America Turns 250 on Saturday — Only One Party Plans to Celebrate

According to Gallup's latest survey, exactly 14 percent of Democrats say they're "extremely proud" to be American. Fourteen. Not a typo. Among Republicans, that number is 70 percent — a 56-point gap, the largest in the poll's 25-year history.

America's 250th birthday is Saturday. One party is throwing the party. The other one can barely RSVP.

CNN contributor Scott Jennings laid out the numbers on Anderson Cooper's show this week with the kind of bluntness that makes CNN panels uncomfortable. "The data is clear and our eyes and ears don't lie," Jennings said. "Democrats, sadly, hate America and Republicans love it." Cooper's response wasn't exactly a rebuttal. It was more of a subject change.

The data Jennings cited goes deeper than one poll. An NBC News survey conducted June 6-10 among 1,000 adults found that only 56 percent of Americans overall say they're "extremely" or "very" proud to be American — down from 67 percent just one year ago and a freefall from the nearly 90 percent recorded after September 11, 2001. Break it down by party and the picture gets worse: 90 percent of Republicans hit those top-two pride categories. Only 29 percent of Democrats did — a record low.

CNN's own Harry Enten has reported on the same trend, documenting Democrats souring on America across multiple data points. Gallup's numbers, when you combine "extremely" and "very" proud, show Republicans at 93 percent, independents at 51 percent, and Democrats at 27 percent. Gallup Senior Editor Megan Brenan noted that "pride has been falling for two decades, but the pace has quickened in recent years."

Jennings pointed to something viewers could verify with their own memory: Democrats refusing to stand during President Trump's State of the Union address when asked to show support for putting "America and Americans first." That wasn't a polling artifact. That was on camera, in the Capitol, broadcast live. The patriotism gap isn't theoretical. It has footage.

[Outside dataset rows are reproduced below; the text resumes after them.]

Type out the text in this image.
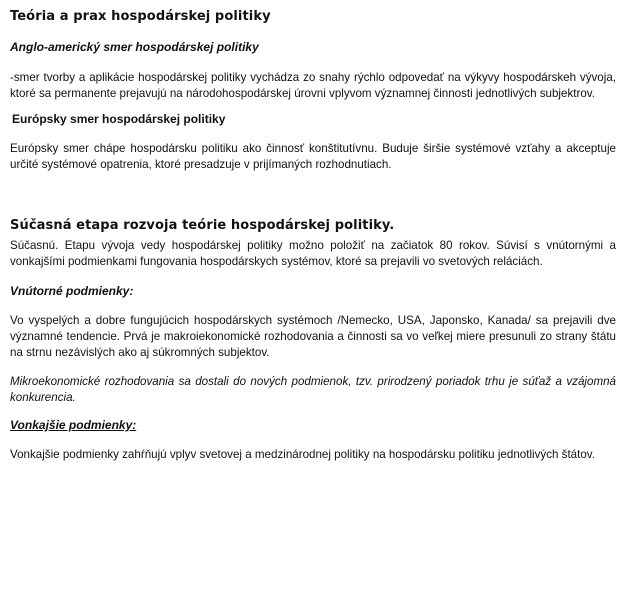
Teória a prax hospodárskej politiky
Anglo-americký smer hospodárskej politiky

-smer tvorby a aplikácie hospodárskej politiky vychádza zo snahy rýchlo odpovedať na výkyvy hospodárskeh vývoja, ktoré sa permanente prejavujú na národohospodárskej úrovni vplyvom významnej činnosti jednotlivých subjektrov.

Európsky smer hospodárskej politiky

Európsky smer chápe hospodársku politiku ako činnosť konštitutívnu. Buduje širšie systémové vzťahy a akceptuje určité systémové opatrenia, ktoré presadzuje v prijímaných rozhodnutiach.

Súčasná etapa rozvoja teórie hospodárskej politiky.

Súčasnú. Etapu vývoja vedy hospodárskej politiky možno položiť na začiatok 80 rokov. Súvisí s vnútornými a vonkajšími podmienkami fungovania hospodárskych systémov, ktoré sa prejavili vo svetových reláciách.

Vnútorné podmienky:

Vo vyspelých a dobre fungujúcich hospodárskych systémoch /Nemecko, USA, Japonsko, Kanada/ sa prejavili dve významné tendencie. Prvá je makroiekonomické rozhodovania a činnosti sa vo veľkej miere presunuli zo strany štátu na strnu nezávislých ako aj súkromných subjektov.

Mikroekonomické rozhodovania sa dostali do nových podmienok, tzv. prirodzený poriadok trhu je súťaž a vzájomná konkurencia.

Vonkajšie podmienky:

Vonkajšie podmienky zahŕňujú vplyv svetovej a medzinárodnej politiky na hospodársku politiku jednotlivých štátov.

The counterargument from the left is predictable — that dissatisfaction with the country's direction isn't the same as hating the country. Fair enough as a philosophical point. But the polls don't ask about policy direction. They ask whether you're proud to be American. Period. And when only 14 percent of your party can muster "extremely proud" while the nation prepares to celebrate a quarter-millennium of existence, the distinction between "disappointed in" and "embarrassed by" starts to feel academic.

The timing makes it unavoidable. The Great American State Fair is opening on the National Mall. The 250th anniversary of the Declaration of Independence falls on Saturday. Fireworks are being loaded, flags are going up, and Gallup just told us that belief in the American Dream itself has collapsed along partisan lines — 57 percent of Republicans still believe in it, compared to 17 percent of Democrats.

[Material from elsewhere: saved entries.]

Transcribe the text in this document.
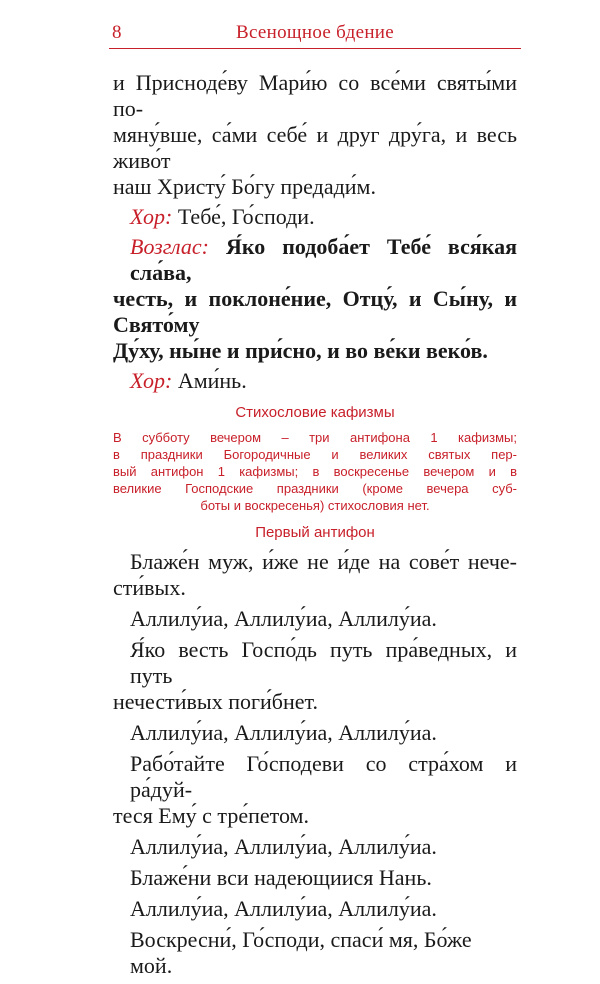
8	Всенощное бдение
и Присноде́ву Мари́ю со все́ми святы́ми по-
мяну́вше, са́ми себе́ и друг дру́га, и весь живо́т
наш Христу́ Бо́гу предади́м.
Хор: Тебе́, Го́споди.
Возглас: Я́ко подоба́ет Тебе́ вся́кая сла́ва,
честь, и поклоне́ние, Отцу́, и Сы́ну, и Свято́му
Ду́ху, ны́не и при́сно, и во ве́ки веко́в.
Хор: Ами́нь.
Стихословие кафизмы
В субботу вечером – три антифона 1 кафизмы;
в праздники Богородичные и великих святых пер-
вый антифон 1 кафизмы; в воскресенье вечером и в
великие Господские праздники (кроме вечера суб-
боты и воскресенья) стихословия нет.
Первый антифон
Блаже́н муж, и́же не и́де на сове́т нече-
сти́вых.
Аллилу́иа, Аллилу́иа, Аллилу́иа.
Я́ко весть Госпо́дь путь пра́ведных, и путь
нечести́вых поги́бнет.
Аллилу́иа, Аллилу́иа, Аллилу́иа.
Рабо́тайте Го́сподеви со стра́хом и ра́дуй-
теся Ему́ с тре́петом.
Аллилу́иа, Аллилу́иа, Аллилу́иа.
Блаже́ни вси надеющиися Нань.
Аллилу́иа, Аллилу́иа, Аллилу́иа.
Воскресни́, Го́споди, спаси́ мя, Бо́же мой.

Republicans' pride numbers hold steady regardless of which party controls the White House. That's the part the "it's about policy" crowd never addresses. Republican pride didn't crater under Obama or Biden. It stayed high. Democratic pride, on the other hand, tracks almost perfectly with whether their team is winning. That's not patriotism with conditions attached. That's fandom.

Saturday, 250 candles go on the cake. Ninety-three percent of one party will be there to blow them out. Twenty-seven percent of the other might show up — if nothing better is on the schedule.